Support Our Children and the Urgency of Normal

Support Our Children and the Urgency of Normal
As parents, teachers, school administrators and concerned members of the community, we have recognized that, in much of the United States, life has returned to nearly normal for many adults. Distressingly, we note that children in the United States remain subject to continuing restrictions which are both unbalanced to the level of risk they face and do not align with our evolving understanding of COVID, children, schools universities and childcare settings. Despite examples from nations around the globe who have prioritized children in their easing of restrictions, children in many parts of the US continue to bear the brunt of COVID mitigation while remaining least at risk.
We have taken note of the group of physicians, nurses and other healthcare professionals who have signed the call for a return to pre-pandemic norms in schools through the "Urgency of Normal" campaign. We thank them for their support of children, their balanced view of Public Health as a whole rather than as any single threat, and their advocacy on behalf of the overall wellbeing of children. We echo these beliefs below and support them in return.
Youth depression, suspected suicide attempts, drug overdose deaths, and obesity have all risen dramatically during the pandemic. The unintended consequences of pandemic restrictions are now a greater risk to our children than COVID, and we must act on that reality.

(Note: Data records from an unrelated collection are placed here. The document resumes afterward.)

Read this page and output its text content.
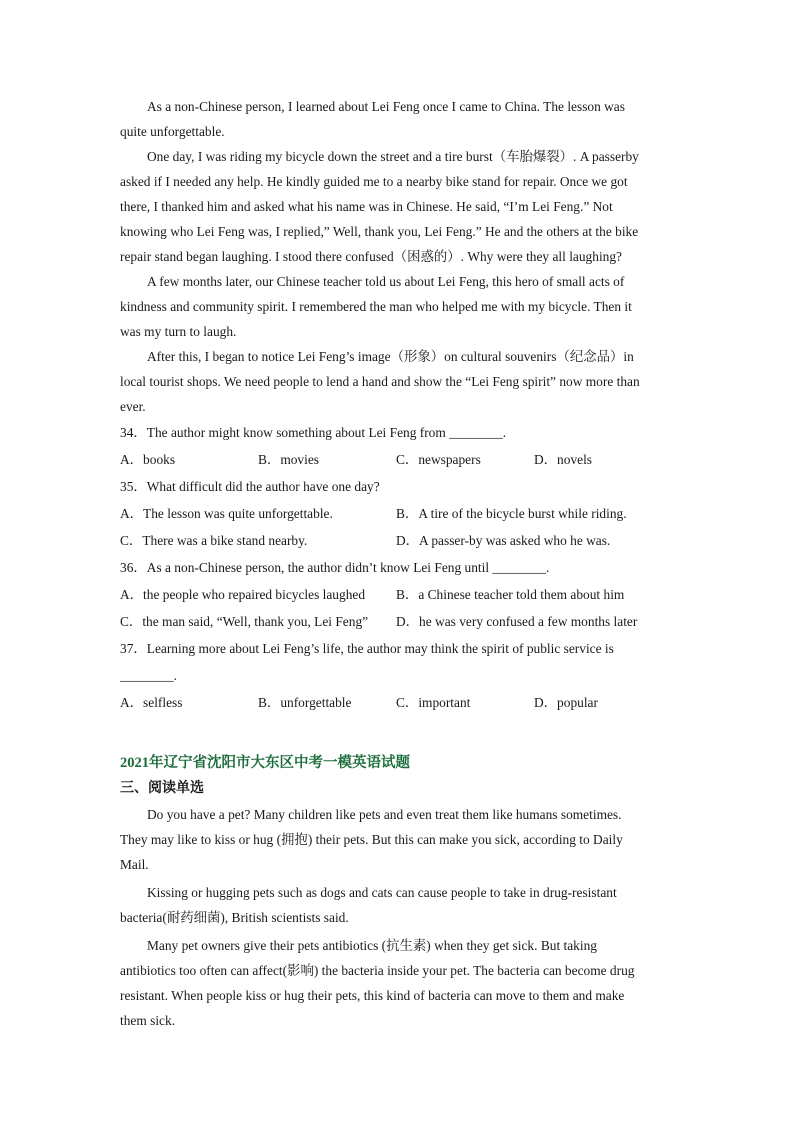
As a non-Chinese person, I learned about Lei Feng once I came to China. The lesson was

quite unforgettable.

One day, I was riding my bicycle down the street and a tire burst（车胎爆裂）. A passerby

asked if I needed any help. He kindly guided me to a nearby bike stand for repair. Once we got

there, I thanked him and asked what his name was in Chinese. He said, “I’m Lei Feng.” Not

knowing who Lei Feng was, I replied,” Well, thank you, Lei Feng.” He and the others at the bike

repair stand began laughing. I stood there confused（困惑的）. Why were they all laughing?

A few months later, our Chinese teacher told us about Lei Feng, this hero of small acts of

kindness and community spirit. I remembered the man who helped me with my bicycle. Then it

was my turn to laugh.

After this, I began to notice Lei Feng’s image（形象）on cultural souvenirs（纪念品）in

local tourist shops. We need people to lend a hand and show the “Lei Feng spirit” now more than

ever.

34．The author might know something about Lei Feng from ________.

A．books	B．movies	C．newspapers	D．novels

35．What difficult did the author have one day?

A．The lesson was quite unforgettable.	B．A tire of the bicycle burst while riding.
C．There was a bike stand nearby.	D．A passer-by was asked who he was.

36．As a non-Chinese person, the author didn’t know Lei Feng until ________.

A．the people who repaired bicycles laughed	B．a Chinese teacher told them about him
C．the man said, “Well, thank you, Lei Feng”	D．he was very confused a few months later

37．Learning more about Lei Feng’s life, the author may think the spirit of public service is

________.

A．selfless	B．unforgettable	C．important	D．popular
2021年辽宁省沈阳市大东区中考一模英语试题
三、阅读单选

Do you have a pet? Many children like pets and even treat them like humans sometimes.

They may like to kiss or hug (拥抱) their pets. But this can make you sick, according to Daily

Mail.

Kissing or hugging pets such as dogs and cats can cause people to take in drug-resistant

bacteria(耐药细菌), British scientists said.

Many pet owners give their pets antibiotics (抗生素) when they get sick. But taking

antibiotics too often can affect(影响) the bacteria inside your pet. The bacteria can become drug

resistant. When people kiss or hug their pets, this kind of bacteria can move to them and make

them sick.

Meanwhile, children’s already-low risk from COVID has become even lower. Vaccines are available to children aged five and up, the Omicron variant is causing milder disease, and vaccines continue to be extremely protective against severe disease in the Omicron era.
Based on a careful review of all of this evidence, we believe it is time to allow children the same return to normalcy that adults have enjoyed. Children’s schools, athletics, and activities should be restored to their 2019 norms. Masks should become optional in US schools (we suggest, by February 15), and we can also return to pre-pandemic norms for quarantines: if you are sick, stay home.
We can and should protect medically-vulnerable children and adults using focused protection strategies that protect individuals with risk, as we did in the years before COVID, rather than prolonging harmful restrictions on all children.
In order to make these shifts, we must reassure families about the low risk to children from COVID infections in the Omicron era, and also from long COVID. We must also share the best available evidence on the benefits and harms of COVID mitigation measures affecting children, which can reassure families, educators, policymakers, and all who care for children’s well-being about the safety and healthfulness of a return to normalcy for kids.
While this information needs to reach many Americans, we see signs that families are ready for this shift. Recent polls show that 65% of parents are more concerned about their child missing out on education than getting COVID at school – suggesting that Americans are evolving their perspectives about COVID, just as the impacts of COVID have evolved in the era of vaccines and Omicron.
Children – and their parents – have shouldered an outsize burden long enough. Restoring normal childhood is a moral imperative, based on the balance of today’s evidence. We echo the call of the Urgency of Normal and urge our elected officials to adopt the recommendations made by the the group, using the information provided in their toolkit for parents, students, mentors, teachers and administrators.